A weekend of unmitigated drinking, eating, shouting and misbehaviour followed, but unfortunately the details must have been recorded in brain cells that formed part of the collateral damage of any Hash event, because while I know there was a great deal of wit and hilarity at the time, I can't remember enough to record it.  (Others feel free to jump in any time!)  We also blazed a trail of beer-cans and dog-poo (yes, Alfie, that was you) across the virgin countryside of the Tantawangalo Valley and ended by walking up the bed of the Tantawangalo Creek's pristine (at least until Baaarrd Up's Hash Slash) waters (where Asian Persuasion discovered alluvial gold.  Or golden showers.  Or something.  See the photos, which Squatter has undertaken to upload.)  The latter part of the walk was enlivened, literally, by Bugle Boy's discovery that a wire helpfully strung across the creek by one of the local farmers was electric - but if you think that's funny both Ida Down and Miss Guided managed to get a hit from it as well, even though they knew it was hot.  Clearly Ida Down is rubbing off on Miss Guided (you know what I mean) as she used to be smarter than that.

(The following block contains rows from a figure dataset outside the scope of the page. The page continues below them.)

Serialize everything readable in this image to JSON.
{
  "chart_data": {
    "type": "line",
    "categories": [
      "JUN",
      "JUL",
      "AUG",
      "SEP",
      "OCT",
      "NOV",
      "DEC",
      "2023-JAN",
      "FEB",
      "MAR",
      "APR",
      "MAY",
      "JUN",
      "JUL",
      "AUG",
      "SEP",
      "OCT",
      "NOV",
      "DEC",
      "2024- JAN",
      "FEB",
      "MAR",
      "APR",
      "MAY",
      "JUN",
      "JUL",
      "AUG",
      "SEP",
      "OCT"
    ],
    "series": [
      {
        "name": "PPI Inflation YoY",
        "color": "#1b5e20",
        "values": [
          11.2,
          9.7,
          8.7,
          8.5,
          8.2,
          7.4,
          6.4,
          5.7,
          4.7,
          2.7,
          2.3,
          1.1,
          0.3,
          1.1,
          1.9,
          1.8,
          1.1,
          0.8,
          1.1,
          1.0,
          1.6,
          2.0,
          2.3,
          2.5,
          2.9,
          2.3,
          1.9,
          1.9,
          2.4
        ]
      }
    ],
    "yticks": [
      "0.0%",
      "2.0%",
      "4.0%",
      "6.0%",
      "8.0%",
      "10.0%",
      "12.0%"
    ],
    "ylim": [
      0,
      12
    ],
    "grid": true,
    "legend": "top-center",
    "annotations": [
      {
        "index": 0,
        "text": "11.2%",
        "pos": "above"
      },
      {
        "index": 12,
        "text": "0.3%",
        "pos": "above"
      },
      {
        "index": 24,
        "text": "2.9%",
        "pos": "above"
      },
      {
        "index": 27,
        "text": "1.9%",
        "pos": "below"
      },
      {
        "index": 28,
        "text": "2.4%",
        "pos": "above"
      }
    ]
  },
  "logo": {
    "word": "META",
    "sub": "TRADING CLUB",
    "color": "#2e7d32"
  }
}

The GMs managed to negotiate leadership of the Circle without having to take off their coats and go out the back.  Baarrd Up was RA and Asian Persuasion performed the role of Choirmaster (despite lacking Brewer's Droop's classical Indian operatic training), using a plastic battery-driven sub-machine-gun helpfully provided by Ida Down's Mum, which, if your finger trembles on the trigger (and show me a Hasher who doesn't suffer occasionally from the DTs), says "F**k-f***k-f***k" instead of "Fire".  Needless to say Ida Down's Mum isn't getting that donger back.  Bugle Boy was Prick of the Week, and one of Haaarrd Up's expensive Simone Perele lingerie sets, seized by Baaarrd Up to transform the pewter cup his granny gave him on his 21st into a Prick Mug/Pussy Chalice, will never be the same again.  Nor will Bugle Boy ever secure respectable work in Australia (or a visa to anywhere else) if the photos go viral.  Also Baaarrd Up is now really nervous of getting to Heaven for fear of what his granny will say to him, not that any sensible person would entertain any real expectation that that was his ultimate destination.

Anyway, a sensational time was had by all, or by us at any rate, and we wish you all could have been here.  Thanks to all who came and hoping more of you can join for the Third Inaugural Mad Cow Farm Hash, which will take place as soon as someone provides us with an excuse to do it.